Perguntas de aquecimento são questionamentos que o mestre do jogo faz para o grupo de jogadores, e que geralmente são respondidas na voz dos personagens. Algumas vão revelar detalhes do passado, relacionamentos que tiveram antes da vida de aventuras ou do envolvimento nos acontecimentos da campanha atual. Outras são relativas a questões internas, sentimentos, ambições, sonhos e desejos, ou mesmo a visão sobre os outros membros do grupo ao qual eles pertencem.

Para que servem?

Essas perguntas têm diversas aplicações práticas. A resposta mais simples é sobre a conexão que um jogador ou jogadora pode desenvolver com seu personagem, quando passa a criar sua personalidade, suas vivências passadas, sua forma de pensar e outras características pessoais. Com o tempo, com a dedicação dos jogadores em responder essas perguntas e com a atitude do mestre em estimular e dar espaço para essas narrativas pessoais durante as sessões, a interpretação dos personagens passa a ficar mais interessante, e eles naturalmente deixam de ser um punhado de números ou bolinhas pintadas em um papel impresso no modo econômico.

No meu grupo atual de D&D 5ª Edição, por exemplo, tenho jogadores que nunca haviam tido experiência com RPG até então, apenas com jogos de tabuleiro e um ou outro “RPG” eletrônico. Um desses jogadores, que vou chamar de João, passou dias lendo o Livro do Jogador, estudando o sistema e tirando dúvidas sobre regras específicas através de mensagens de texto madrugada adentro (um beijo, João!) para montar sua ficha da forma que lhe parecesse mais interessante, perdendo a chance de desenvolver seu personagem junto com os outros durante a primeira sessão. Ao longo das sessões de jogo, ele mesmo relatava que não sabia o que fazer ou como reagir às situações que eu colocava como desafio, mas não por desconhecer as regras ou possibilidades de ação, e sim por não saber como o Jaeru, seu personagem, realmente agiria. Durante as primeiras sessões, ele respondia às perguntas sem considerar que a ficha representava uma pessoa, e usava um certo tom meio debochado nas respostas. Com o tempo, porém, e observando as respostas dos outros jogadores, o João começou a entender a proposta do jogo (sim, eu fiz uma sessão zero no começo, mas não foi suficiente para ele, e hoje eu teria feito diferente) e desenvolver melhor a personalidade do seu aasimar bardo.
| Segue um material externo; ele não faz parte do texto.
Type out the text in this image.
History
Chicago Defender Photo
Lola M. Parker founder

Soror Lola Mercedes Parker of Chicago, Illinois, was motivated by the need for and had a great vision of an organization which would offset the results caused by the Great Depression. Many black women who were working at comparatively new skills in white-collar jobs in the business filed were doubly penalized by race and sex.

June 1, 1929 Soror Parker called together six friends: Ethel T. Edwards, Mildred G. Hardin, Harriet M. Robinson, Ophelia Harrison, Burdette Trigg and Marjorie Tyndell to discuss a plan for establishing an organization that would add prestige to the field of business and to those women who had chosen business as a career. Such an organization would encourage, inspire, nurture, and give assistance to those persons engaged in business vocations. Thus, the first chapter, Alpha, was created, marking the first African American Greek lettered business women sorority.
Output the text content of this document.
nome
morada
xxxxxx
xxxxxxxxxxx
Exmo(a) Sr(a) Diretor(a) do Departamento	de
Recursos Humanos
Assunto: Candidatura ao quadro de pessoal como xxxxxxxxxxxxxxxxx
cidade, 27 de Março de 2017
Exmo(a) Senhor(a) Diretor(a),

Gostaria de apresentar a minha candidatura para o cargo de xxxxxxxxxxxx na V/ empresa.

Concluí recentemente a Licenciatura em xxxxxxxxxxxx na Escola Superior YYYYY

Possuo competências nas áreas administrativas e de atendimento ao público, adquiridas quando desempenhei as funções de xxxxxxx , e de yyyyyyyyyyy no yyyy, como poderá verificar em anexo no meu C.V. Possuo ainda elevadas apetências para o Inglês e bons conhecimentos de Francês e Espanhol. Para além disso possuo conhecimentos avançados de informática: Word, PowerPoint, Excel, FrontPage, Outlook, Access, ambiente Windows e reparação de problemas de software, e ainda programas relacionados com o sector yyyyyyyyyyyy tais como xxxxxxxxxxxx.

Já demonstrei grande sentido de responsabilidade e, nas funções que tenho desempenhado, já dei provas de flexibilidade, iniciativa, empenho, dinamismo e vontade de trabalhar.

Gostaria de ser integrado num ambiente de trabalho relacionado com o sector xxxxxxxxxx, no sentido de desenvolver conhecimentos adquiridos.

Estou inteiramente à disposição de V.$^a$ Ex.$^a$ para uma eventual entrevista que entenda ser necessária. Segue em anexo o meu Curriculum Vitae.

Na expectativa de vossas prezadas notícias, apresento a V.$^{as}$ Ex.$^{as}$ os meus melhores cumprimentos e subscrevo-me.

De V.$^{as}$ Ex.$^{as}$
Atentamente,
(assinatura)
Hoje, ao final das sessões de jogo (através de chamadas no Discord, devido ao isolamento social), ele geralmente é o jogador que mais fica conversando comigo sobre o personagem e como os acontecimentos da campanha podem ter impacto nele, e é um dos mais preocupados em agir de acordo com o que foi estabelecendo desde o começo do jogo. Inclusive ele se preocupa em incorporar no personagem aquela fase em que ele, jogador, estava meio desconectado e respondendo meio na brincadeira, e justificar a mudança de comportamento e mentalidade.

Outra função importante das perguntas é estimular a criação de ganchos de aventura e detalhes que o mestre pode utilizar na campanha para que a história que todos estão contando juntos se torne importante para cada um dos PJs. Mas isso deve ser feito com cuidado e algum nível de planejamento, evitando que o objetivo de cada pergunta seja óbvio.

Voltando ao meu grupo, uma das primeiras perguntas que fiz foi sobre um gosto peculiar que cada um dos personagens teriam. Um outro jogador, que vou chamar de Pedro, respondeu que seu ladino chamado Eban apreciava o cheiro de madeira recém cortada, por ter crescido em um vilarejo onde a atividade econômica principal era a extração de madeira e carpintaria. Essa resposta, além da informação direta sobre ele apreciar esse tipo de aroma, também me informa um pouquinho sobre o passado e presente dele, mostrando que ele ainda pode guardar certo carinho pelo seu local de nascimento, ou que pode conhecer um pouco sobre esse tipo de atividade, e que talvez fosse capaz de perceber que algum outro lugar realiza esse mesmo tipo de atividade ao perceber esse cheiro. Também é uma informação que me permite criar uma descrição específica, com a qual o personagem pode se conectar emocionalmente e, por consequência, o jogador pode acabar prestando mais atenção no jogo e se importar mais com o que está acontecendo.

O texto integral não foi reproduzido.